The first alarm was sent in from Box Number 289 on the corner of Greene Street and Washington Place, just one block East of Washington Square Park. It was just 4:40 p.m. The fire at that moment was less than five minutes old. The alarm sounded at Company #18 on 12th street.
As Fire Chief Worth arrived, firemen were leading their horses and pumpers through the rain of bodies into position. Chief Worth immediately sent in a second alarm. It was 4:48 p.m. As soon as the pumper and ladder units were in position, firemen disconnected the horses and led them to the safety of Washington Square Park, where they could be watered and calmed down.
Immediately upon their arrival fireman from Company 18 began to fight their way up the stairs against the stream of frantic civilians, pouring down. The firemen found fire on the 8th floor, and per their training, they stopped there to fight it. To have gone higher would have put them above the fire, a suicidal position in a building blaze.

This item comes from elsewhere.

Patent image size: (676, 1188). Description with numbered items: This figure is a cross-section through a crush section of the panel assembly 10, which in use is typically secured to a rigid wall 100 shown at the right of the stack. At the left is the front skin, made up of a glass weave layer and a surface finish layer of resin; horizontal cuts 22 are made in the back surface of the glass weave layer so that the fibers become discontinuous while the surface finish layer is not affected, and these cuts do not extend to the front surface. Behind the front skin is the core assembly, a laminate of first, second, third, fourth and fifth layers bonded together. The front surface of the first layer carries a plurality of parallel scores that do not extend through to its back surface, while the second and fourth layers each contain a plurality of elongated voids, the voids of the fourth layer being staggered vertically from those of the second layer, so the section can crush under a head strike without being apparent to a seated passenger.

But just one floor above them, the fast majority of victims were dieing, some leaping to their deaths as the flames began to engulf their clothing.

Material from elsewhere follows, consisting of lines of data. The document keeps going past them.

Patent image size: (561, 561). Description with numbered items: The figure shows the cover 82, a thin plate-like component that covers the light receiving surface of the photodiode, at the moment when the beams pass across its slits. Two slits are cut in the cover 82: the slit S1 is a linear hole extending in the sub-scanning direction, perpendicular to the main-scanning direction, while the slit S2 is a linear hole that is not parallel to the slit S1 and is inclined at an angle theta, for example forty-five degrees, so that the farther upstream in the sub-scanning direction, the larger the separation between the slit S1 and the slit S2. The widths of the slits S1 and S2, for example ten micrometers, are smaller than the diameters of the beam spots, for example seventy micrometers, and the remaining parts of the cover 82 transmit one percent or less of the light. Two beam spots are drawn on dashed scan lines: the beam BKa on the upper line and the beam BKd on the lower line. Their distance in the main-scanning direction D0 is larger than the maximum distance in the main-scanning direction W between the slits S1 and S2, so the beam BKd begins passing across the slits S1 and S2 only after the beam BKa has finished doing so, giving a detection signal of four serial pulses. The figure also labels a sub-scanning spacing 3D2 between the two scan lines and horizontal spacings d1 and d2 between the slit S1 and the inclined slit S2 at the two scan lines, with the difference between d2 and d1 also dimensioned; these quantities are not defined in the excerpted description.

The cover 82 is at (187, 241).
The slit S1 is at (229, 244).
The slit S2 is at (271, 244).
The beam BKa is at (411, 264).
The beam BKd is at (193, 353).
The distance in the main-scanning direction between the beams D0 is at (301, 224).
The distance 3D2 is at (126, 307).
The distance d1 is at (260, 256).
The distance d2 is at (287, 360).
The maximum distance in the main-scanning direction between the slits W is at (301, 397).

Outside, the ladder companies began to crank their extensions toward the huddled victims on the ninth floor ledges. But the ladders only reached to the seventh floor. The streams of water from the high pressure hoses, even with the aid of pumpers, could only manage to reach the sixth floor. The desperate women and girls, with the flames licking at their backs, and seeing salvation fall two stories short, stepped into space and dropped to their deaths. Some waited too long and fell like flaming meteors.
The corpses were pilling up on the street like discarded dolls. Some were so badly burned it was impossible to tell if they were male or female. Some were so broken by the fall that they could be gathered into bushel baskets and carted away.
In that brief span of time the fire had killed 141 people, most of them seamstress for the Triangle Shirtwaist Company. The fireproof building, true to its name, did not burn. Only the furniture and the people inside it did. The building still stands today.
It was a day in American history when everything went right. It was a day when 141 people died in less than 30 minutes. It was a day so piled with irony, it could have been fuel for the fire.